Let’s consider the children you have. You have not pictured your children
grow with a single parent because you believed he would be by your side
through thick and thin. Even if you get him to pay costs to maintain your
children, they will experience single parenthood for as long as you remain
single. Your agreement has created a wild condition, not only affecting you
but your children. Your relationship is a travel and tourism club for your
children when they want to visit their father.
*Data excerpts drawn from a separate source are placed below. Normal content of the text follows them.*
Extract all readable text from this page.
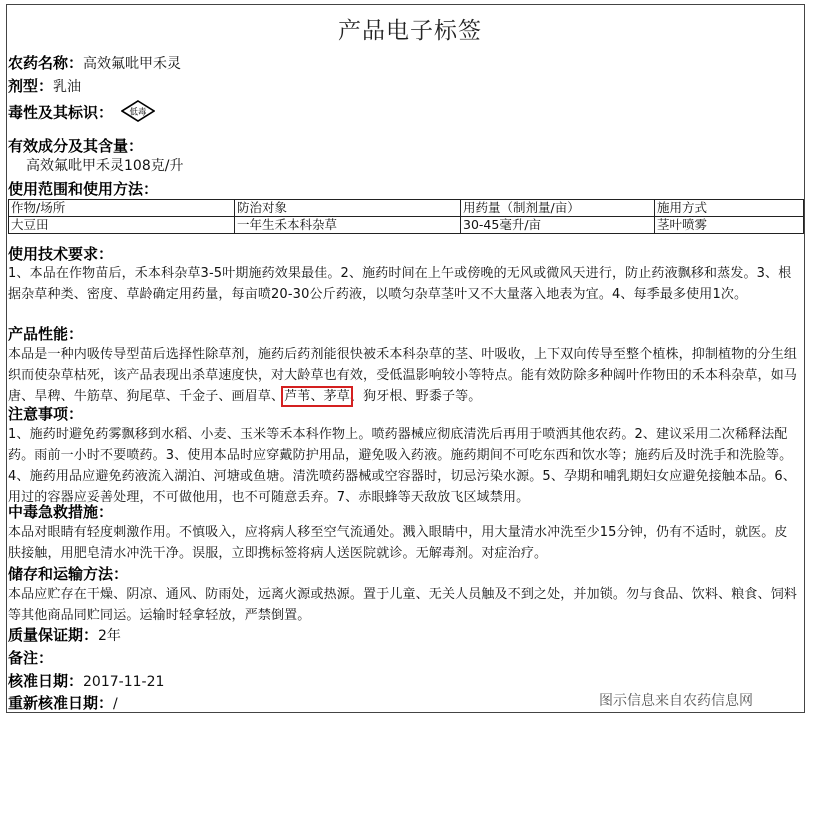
产品电子标签
农药名称：高效氟吡甲禾灵
剂型：乳油
毒性及其标识： 低毒
有效成分及其含量：
高效氟吡甲禾灵108克/升
使用范围和使用方法：
作物/场所	防治对象	用药量（制剂量/亩）	施用方式
大豆田	一年生禾本科杂草	30-45毫升/亩	茎叶喷雾
使用技术要求：
1、本品在作物苗后，禾本科杂草3-5叶期施药效果最佳。2、施药时间在上午或傍晚的无风或微风天进行，防止药液飘移和蒸发。3、根据杂草种类、密度、草龄确定用药量，每亩喷20-30公斤药液，以喷匀杂草茎叶又不大量落入地表为宜。4、每季最多使用1次。
产品性能：
本品是一种内吸传导型苗后选择性除草剂，施药后药剂能很快被禾本科杂草的茎、叶吸收，上下双向传导至整个植株，抑制植物的分生组织而使杂草枯死，该产品表现出杀草速度快，对大龄草也有效，受低温影响较小等特点。能有效防除多种阔叶作物田的禾本科杂草，如马唐、旱稗、牛筋草、狗尾草、千金子、画眉草、芦苇、茅草、狗牙根、野黍子等。
注意事项：
1、施药时避免药雾飘移到水稻、小麦、玉米等禾本科作物上。喷药器械应彻底清洗后再用于喷洒其他农药。2、建议采用二次稀释法配药。雨前一小时不要喷药。3、使用本品时应穿戴防护用品，避免吸入药液。施药期间不可吃东西和饮水等；施药后及时洗手和洗脸等。4、施药用品应避免药液流入湖泊、河塘或鱼塘。清洗喷药器械或空容器时，切忌污染水源。5、孕期和哺乳期妇女应避免接触本品。6、用过的容器应妥善处理，不可做他用，也不可随意丢弃。7、赤眼蜂等天敌放飞区域禁用。
中毒急救措施：
本品对眼睛有轻度刺激作用。不慎吸入，应将病人移至空气流通处。溅入眼睛中，用大量清水冲洗至少15分钟，仍有不适时，就医。皮肤接触，用肥皂清水冲洗干净。误服，立即携标签将病人送医院就诊。无解毒剂。对症治疗。
储存和运输方法：
本品应贮存在干燥、阴凉、通风、防雨处，远离火源或热源。置于儿童、无关人员触及不到之处，并加锁。勿与食品、饮料、粮食、饲料等其他商品同贮同运。运输时轻拿轻放，严禁倒置。
质量保证期：2年
备注：
核准日期：2017-11-21
重新核准日期：/	图示信息来自农药信息网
I do not know all the impact stress has on people, but I know that one way or
another it will affect you negatively if you loved him. It is worse if you cannot
let go even after he has left you. What about the bond that your children had
with him and mostly the relationship you had as a family? Remember,
excellent and negative memories don’t fade away. When your children know
you caused the problem because you gained more weight, should they be
happy or more distressed?

He is leaving you because now your family lives like ordinary people. You
might not be the cause of their poverty, but it is a situation you have created
to dissolve your relationship. A common reality about life is that life it’s
uncertain. Today you are rich, and two years down the line you are broke as a
church mouse. You banked the survival of your relationship on wealth,
forgetting that its existence revolves around the steadiness of the
agreement. How many people were millionaires do you know who are now
broke? When she leaves we label them forgetting its part of the agreement.